The Center also had other clients who’ve been held for over a month on remand before being given bail conditions that they could never comply with because of their underlying disability, then being put back into remand. “So what we have is homeless people … [dealing with] some quite considerable periods of incarceration, relative to the very minor nature of the offense,” Burton said.

The proposed changes come more than 30 years after the royal commission into Aboriginal deaths in custody released a final report recommending the abolition of public intoxication as a criminal offense.

Queensland is the only state that hasn’t adopted the recommendations.


The Lost River

Egypt’s Great Pyramid of Giza, one of the Seven Wonders of the Ancient World, has always inspired scientists to theorize about its construction.

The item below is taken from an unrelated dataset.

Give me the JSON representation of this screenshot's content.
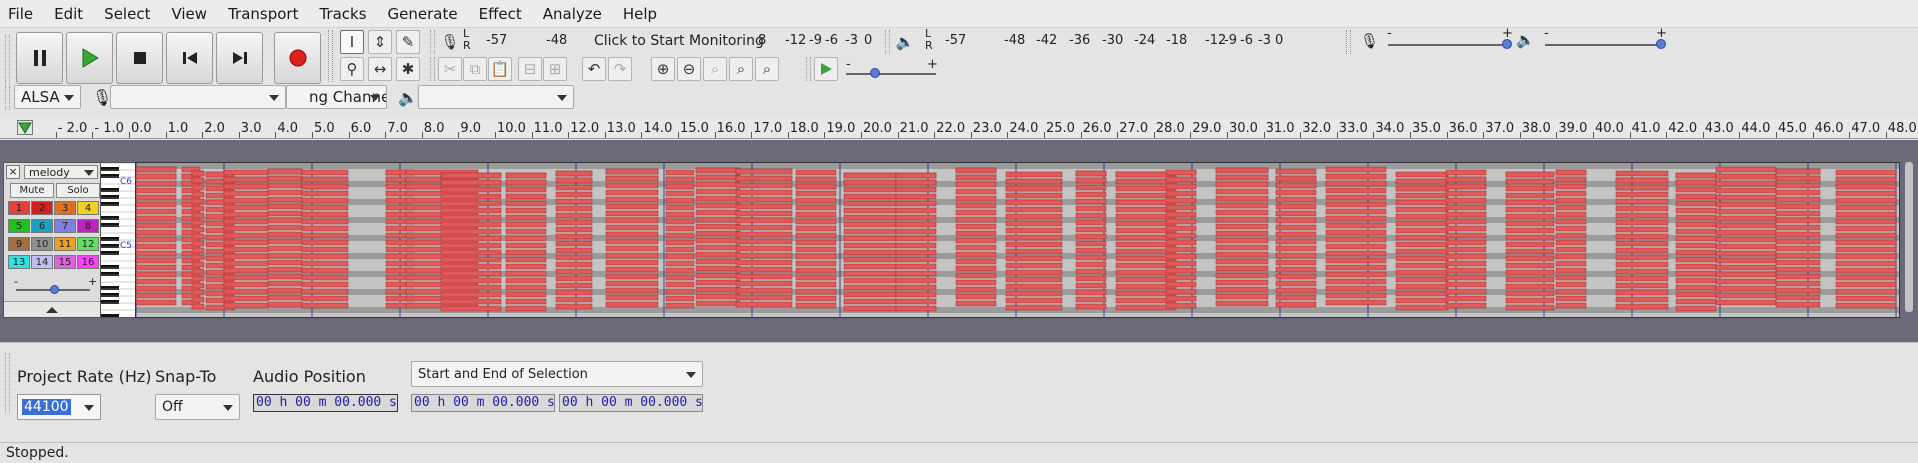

A new study is shedding some light on that mystery.

Constructed around 2560 BCE, the structure and its adjacent pyramids were made to commemorate the reign of Pharaoh Khufu, with the Great Pyramid alone being over 480 feet tall and spanning 13 acres of land. Scientists could only wonder how Egyptians at the time managed to quarry and transport so much stone.

But archaeologists recently uncovered a long-lost branch of the Nile River that helped builders in ancient Egypt transport 2.3 million limestone and granite blocks, the New York Times reported.

Evidence of a lost branch emerged in 2013 when researchers came across a series of papyrus fragments dating back to Khufu’s reign hinting at how officials organized the movement of limestone up the Nile to Giza.

The problem was that there was a four-mile stretch of desert in between the Giza pyramid complex and the Nile, which prompted researchers to wonder if there was a lost river branch – known as the Khufu branch.

The team collected five sediment cores around the Giza site. Looking for pollen grains, they discovered 61 species of plants in different parts of the cores, which gave them a window into how the local ecosystem had changed over millennia.

Using data from the pollen, scientists recreated Giza’s waterlogged past and determined that the region was underwater around 8,000 years ago. By the time ancient Egyptians started building the monumental wonders, the Khufu Branch retained around 40 percent of its water, which allowed builders to easily transport the heavy blocks, the researchers noted.

However, the branch eventually disappeared as Egypt became drier over the years. When Alexander the Great conquered Egypt in 332 BCE, the area around the parched Khufu Branch had been converted into a cemetery.